Lech Poznań wygrał spotkanie 7. kolejki Lotto Ekstraklasy. Kolejorz pokonał na własnym stadionie Piasta Gliwice 2:0. Bramki dla Kolejorza zdobywali zawodnicy, którzy pojawili się na boisku po przerwie, czyli Dariusz Formella i Maciej Gajos.

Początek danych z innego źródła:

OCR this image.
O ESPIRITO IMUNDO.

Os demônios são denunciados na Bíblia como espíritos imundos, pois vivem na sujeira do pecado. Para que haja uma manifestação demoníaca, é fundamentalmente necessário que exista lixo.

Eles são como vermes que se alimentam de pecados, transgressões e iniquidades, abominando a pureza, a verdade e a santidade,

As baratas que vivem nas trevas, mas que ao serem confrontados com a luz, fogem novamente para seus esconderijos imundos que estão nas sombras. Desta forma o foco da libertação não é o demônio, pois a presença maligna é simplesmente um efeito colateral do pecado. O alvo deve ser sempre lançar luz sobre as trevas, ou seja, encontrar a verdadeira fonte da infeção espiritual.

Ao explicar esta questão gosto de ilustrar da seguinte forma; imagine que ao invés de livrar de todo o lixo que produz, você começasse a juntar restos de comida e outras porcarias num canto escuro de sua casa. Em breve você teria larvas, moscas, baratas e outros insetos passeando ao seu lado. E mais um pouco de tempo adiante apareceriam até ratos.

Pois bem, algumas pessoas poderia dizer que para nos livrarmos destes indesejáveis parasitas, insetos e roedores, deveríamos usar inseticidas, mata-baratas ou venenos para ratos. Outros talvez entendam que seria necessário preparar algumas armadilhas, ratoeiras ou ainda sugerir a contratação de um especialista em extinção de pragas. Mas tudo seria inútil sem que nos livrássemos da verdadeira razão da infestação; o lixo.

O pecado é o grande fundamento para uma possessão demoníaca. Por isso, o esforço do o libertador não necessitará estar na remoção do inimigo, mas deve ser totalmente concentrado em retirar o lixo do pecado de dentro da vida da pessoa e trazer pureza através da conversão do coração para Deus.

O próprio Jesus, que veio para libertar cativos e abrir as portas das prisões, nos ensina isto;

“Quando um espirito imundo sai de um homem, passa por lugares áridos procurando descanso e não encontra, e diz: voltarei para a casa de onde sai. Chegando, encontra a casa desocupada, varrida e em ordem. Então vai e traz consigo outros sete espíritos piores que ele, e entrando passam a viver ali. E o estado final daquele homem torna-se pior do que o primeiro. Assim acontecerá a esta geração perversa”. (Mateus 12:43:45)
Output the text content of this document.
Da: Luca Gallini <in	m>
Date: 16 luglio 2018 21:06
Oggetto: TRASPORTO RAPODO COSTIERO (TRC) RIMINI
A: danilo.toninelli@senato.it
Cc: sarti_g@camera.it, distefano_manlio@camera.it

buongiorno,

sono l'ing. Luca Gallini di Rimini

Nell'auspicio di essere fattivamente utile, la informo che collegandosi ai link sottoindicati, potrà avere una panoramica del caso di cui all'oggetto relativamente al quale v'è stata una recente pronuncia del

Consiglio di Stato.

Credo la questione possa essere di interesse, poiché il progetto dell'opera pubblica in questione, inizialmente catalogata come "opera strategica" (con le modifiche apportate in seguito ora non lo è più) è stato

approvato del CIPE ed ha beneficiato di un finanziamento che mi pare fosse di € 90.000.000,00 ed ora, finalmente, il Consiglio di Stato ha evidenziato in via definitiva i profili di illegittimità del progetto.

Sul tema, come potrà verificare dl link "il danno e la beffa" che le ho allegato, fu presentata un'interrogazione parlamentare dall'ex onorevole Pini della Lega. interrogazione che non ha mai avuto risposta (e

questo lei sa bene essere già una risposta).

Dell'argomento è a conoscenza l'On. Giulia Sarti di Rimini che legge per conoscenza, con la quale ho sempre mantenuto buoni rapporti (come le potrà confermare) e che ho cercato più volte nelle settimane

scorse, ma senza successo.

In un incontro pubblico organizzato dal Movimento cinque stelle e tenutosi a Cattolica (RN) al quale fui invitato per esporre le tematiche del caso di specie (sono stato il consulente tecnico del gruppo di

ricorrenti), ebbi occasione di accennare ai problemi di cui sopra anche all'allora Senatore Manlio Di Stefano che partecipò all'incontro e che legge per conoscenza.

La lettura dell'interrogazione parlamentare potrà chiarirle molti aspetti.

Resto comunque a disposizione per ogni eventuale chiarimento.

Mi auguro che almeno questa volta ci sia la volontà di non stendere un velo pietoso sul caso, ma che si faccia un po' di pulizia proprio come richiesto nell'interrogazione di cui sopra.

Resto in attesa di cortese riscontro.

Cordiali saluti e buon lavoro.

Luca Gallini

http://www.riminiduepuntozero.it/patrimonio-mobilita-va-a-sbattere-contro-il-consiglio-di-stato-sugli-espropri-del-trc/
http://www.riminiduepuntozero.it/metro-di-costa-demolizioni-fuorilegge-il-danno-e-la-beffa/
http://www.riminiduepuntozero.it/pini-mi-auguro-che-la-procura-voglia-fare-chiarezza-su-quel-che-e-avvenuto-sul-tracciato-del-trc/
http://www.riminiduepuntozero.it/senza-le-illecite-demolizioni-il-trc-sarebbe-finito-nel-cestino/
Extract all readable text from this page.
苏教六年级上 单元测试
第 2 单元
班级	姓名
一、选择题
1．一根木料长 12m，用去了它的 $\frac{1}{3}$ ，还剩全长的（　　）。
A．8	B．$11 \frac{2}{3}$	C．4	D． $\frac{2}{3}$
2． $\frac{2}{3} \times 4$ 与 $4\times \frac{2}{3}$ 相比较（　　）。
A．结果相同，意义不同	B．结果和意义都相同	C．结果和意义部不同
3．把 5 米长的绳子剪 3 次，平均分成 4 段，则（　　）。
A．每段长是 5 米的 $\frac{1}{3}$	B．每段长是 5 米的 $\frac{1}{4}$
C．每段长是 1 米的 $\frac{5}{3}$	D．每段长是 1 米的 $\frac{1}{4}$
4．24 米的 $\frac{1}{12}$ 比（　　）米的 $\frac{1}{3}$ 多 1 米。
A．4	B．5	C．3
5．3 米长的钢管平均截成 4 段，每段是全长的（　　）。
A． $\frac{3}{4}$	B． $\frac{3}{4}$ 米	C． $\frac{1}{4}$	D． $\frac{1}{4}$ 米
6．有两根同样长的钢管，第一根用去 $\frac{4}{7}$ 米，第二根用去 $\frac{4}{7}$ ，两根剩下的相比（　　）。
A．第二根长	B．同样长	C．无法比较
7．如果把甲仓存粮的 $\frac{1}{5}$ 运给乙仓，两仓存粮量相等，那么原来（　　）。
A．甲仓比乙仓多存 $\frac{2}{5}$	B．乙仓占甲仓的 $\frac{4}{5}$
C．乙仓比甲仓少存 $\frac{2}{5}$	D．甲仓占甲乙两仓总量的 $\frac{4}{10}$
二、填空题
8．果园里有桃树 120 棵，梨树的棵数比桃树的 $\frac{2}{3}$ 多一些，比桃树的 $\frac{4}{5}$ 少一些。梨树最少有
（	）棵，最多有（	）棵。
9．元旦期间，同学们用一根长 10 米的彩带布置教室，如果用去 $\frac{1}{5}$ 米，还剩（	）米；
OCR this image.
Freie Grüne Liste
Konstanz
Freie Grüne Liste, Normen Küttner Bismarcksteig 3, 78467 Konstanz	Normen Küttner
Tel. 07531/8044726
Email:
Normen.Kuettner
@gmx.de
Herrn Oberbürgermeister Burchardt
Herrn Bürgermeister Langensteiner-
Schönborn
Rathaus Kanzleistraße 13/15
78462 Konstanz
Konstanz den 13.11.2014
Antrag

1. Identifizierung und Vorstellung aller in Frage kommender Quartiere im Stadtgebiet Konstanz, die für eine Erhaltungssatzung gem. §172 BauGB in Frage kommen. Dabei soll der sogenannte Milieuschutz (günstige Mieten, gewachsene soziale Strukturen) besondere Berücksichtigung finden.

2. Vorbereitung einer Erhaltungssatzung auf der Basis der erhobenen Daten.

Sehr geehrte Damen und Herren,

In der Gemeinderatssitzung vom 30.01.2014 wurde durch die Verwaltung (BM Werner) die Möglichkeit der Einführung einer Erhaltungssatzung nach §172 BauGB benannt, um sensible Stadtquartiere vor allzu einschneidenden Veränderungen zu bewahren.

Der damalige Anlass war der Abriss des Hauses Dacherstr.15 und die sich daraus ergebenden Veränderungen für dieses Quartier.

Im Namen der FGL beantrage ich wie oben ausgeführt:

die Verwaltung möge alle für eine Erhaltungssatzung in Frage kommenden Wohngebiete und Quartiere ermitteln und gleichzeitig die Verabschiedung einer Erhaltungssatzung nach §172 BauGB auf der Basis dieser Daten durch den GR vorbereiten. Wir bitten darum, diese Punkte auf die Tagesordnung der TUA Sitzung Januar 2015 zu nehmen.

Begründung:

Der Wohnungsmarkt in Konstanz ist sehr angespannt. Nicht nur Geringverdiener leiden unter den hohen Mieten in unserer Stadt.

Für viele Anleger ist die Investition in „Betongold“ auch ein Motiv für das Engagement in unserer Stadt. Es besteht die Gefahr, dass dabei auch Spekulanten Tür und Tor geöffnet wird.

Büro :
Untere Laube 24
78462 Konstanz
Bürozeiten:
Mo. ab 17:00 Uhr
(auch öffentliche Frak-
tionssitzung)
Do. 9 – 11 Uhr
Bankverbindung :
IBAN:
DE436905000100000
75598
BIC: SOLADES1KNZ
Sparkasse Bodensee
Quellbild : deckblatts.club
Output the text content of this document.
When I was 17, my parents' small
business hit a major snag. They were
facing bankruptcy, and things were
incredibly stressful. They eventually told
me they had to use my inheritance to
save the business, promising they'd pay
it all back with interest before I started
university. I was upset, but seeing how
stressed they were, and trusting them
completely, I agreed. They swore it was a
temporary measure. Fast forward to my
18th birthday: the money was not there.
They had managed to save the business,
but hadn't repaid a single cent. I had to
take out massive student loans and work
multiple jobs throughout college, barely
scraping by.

Spotkanie lepiej rozpoczęli gospodarze. Już w 5. minucie spotkania przeprowadzili groźny kontratak, po którym byli blisko zdobycia bramki. Pawłowski zagrał do Majewskiego, który zbiegł do linii końcowej boiska i dośrodkował piłkę w szesnastkę, ale Robak nie przeciął tego zagrania. Osiem minut później lechici mieli kolejną dobrą okazję do objęcia prowadzenia. Tym razem akcję rozpoczął zagraniem na wolne pole Robak. Piłkę przejął Pawłowski, ale jego uderzenie dobrą interwencją zatrzymał Szmatuła.
Kolejorz stwarzał większe zagrożenie i miał optyczną przewagę, ale z tej nie wynikało wiele. Musiał jednak być czujny, bo od czasu do czasu groźnie atakowali podopieczni trenera Jiriego Necka. Szans na zaskoczenie Putnockiego szukali Masłowski i Bukata, ale ich uderzenia były niecelne. Goście atakowali niewielką liczbą zawodników, przez co nie dawali Kolejorzowi okazji do gry z kontrataku.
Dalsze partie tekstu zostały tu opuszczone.